As with Metcalf’s epic laboratory journey, Bartlett’s work pursues a long, painstaking narrative, following his nose to the next question, and the next. “By the time you finish it’s like ‘well, that was obvious!’.

“It’s always like that in science. No-one believes you at first, then people start thinking ‘well, there is something to it’. And then ‘well, you know, it was bloody obvious there would be cells there’.” But that, he observes, is science.

Enduring institute influences

Bartlett’s experience at the institute was formative in other ways. Not least was working with Professor Jacques Miller on some questions around multiple sclerosis. “He was my hero, to tell you the truth, and remains that way – a polymath, one of the truly great scientists of our age.”
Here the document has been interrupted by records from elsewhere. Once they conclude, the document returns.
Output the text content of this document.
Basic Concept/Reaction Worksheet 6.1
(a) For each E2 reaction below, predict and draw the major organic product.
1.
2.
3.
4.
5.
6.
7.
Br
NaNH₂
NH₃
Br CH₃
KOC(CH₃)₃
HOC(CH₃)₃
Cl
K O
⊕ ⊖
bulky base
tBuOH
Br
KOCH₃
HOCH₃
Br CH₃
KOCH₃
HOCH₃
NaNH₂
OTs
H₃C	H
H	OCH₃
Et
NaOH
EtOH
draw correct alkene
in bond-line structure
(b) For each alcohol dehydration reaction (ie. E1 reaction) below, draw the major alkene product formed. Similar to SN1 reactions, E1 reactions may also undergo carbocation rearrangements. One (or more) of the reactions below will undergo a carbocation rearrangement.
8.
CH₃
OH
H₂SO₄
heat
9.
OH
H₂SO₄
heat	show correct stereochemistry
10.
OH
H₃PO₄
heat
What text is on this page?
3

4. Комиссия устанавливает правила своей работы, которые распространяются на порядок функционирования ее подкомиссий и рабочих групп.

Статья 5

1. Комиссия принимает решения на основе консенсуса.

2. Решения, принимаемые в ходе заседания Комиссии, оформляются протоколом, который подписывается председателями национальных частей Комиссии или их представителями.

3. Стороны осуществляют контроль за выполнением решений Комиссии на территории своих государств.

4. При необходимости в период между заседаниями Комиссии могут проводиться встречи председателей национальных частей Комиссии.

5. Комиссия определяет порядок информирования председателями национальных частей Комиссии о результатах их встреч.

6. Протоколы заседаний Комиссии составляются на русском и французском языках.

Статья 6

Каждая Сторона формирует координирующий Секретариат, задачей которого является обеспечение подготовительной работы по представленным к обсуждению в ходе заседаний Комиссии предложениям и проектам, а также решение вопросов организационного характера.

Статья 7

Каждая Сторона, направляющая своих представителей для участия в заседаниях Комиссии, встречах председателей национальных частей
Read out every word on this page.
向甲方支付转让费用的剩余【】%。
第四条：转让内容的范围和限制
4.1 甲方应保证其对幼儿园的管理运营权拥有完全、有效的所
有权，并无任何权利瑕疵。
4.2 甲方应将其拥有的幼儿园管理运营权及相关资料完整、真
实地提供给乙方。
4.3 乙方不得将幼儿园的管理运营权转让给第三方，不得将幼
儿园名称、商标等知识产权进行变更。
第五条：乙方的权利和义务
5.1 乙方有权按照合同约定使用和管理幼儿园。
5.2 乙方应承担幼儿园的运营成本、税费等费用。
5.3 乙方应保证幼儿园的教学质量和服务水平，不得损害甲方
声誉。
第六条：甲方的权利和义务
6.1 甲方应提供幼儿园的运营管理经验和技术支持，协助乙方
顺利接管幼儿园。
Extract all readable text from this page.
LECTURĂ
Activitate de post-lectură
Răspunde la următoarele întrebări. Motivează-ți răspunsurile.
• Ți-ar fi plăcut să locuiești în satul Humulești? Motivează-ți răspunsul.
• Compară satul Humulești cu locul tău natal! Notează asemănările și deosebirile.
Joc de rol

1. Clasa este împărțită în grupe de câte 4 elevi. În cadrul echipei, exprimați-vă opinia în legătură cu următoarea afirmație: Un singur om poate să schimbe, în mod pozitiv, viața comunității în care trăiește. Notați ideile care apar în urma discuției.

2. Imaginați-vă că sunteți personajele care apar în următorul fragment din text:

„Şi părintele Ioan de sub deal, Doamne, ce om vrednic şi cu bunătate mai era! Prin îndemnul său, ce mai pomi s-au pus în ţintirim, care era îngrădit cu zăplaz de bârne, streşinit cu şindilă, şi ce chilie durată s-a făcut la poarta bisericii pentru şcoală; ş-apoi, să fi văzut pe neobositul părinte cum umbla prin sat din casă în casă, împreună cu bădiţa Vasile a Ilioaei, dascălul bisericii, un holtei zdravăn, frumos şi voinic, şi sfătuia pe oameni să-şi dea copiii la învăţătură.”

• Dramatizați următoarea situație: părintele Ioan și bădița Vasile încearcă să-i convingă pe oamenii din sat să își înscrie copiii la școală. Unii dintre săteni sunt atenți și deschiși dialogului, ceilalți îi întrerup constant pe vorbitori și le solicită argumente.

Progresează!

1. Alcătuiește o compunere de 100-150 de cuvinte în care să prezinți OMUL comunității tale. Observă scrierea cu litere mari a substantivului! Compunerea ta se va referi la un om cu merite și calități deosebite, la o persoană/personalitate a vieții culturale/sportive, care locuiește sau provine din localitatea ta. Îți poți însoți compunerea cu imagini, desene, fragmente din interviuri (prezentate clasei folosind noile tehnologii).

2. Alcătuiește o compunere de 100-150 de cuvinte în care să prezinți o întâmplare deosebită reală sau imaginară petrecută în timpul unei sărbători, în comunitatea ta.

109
And when it came to stepping up to run a major medical research institution himself, Bartlett borrowed heavily from Nossal’s style, which he discovered he had picked up “by osmosis … I learned so much from him, especially in terms of how to handle a large number of people, as I have had to do here.

“You can only learn at the feet of the master. And he’s a master because he’s not terribly hands on, not prescriptive, but gently guides and facilitates and helps people reach their goal. You get great people, you give them the resources they need, and you let them go.

“Stars are created. They don’t necessarily make it unless you have someone who is going to assist them. And the Hall Institute is pretty good at creating stars.”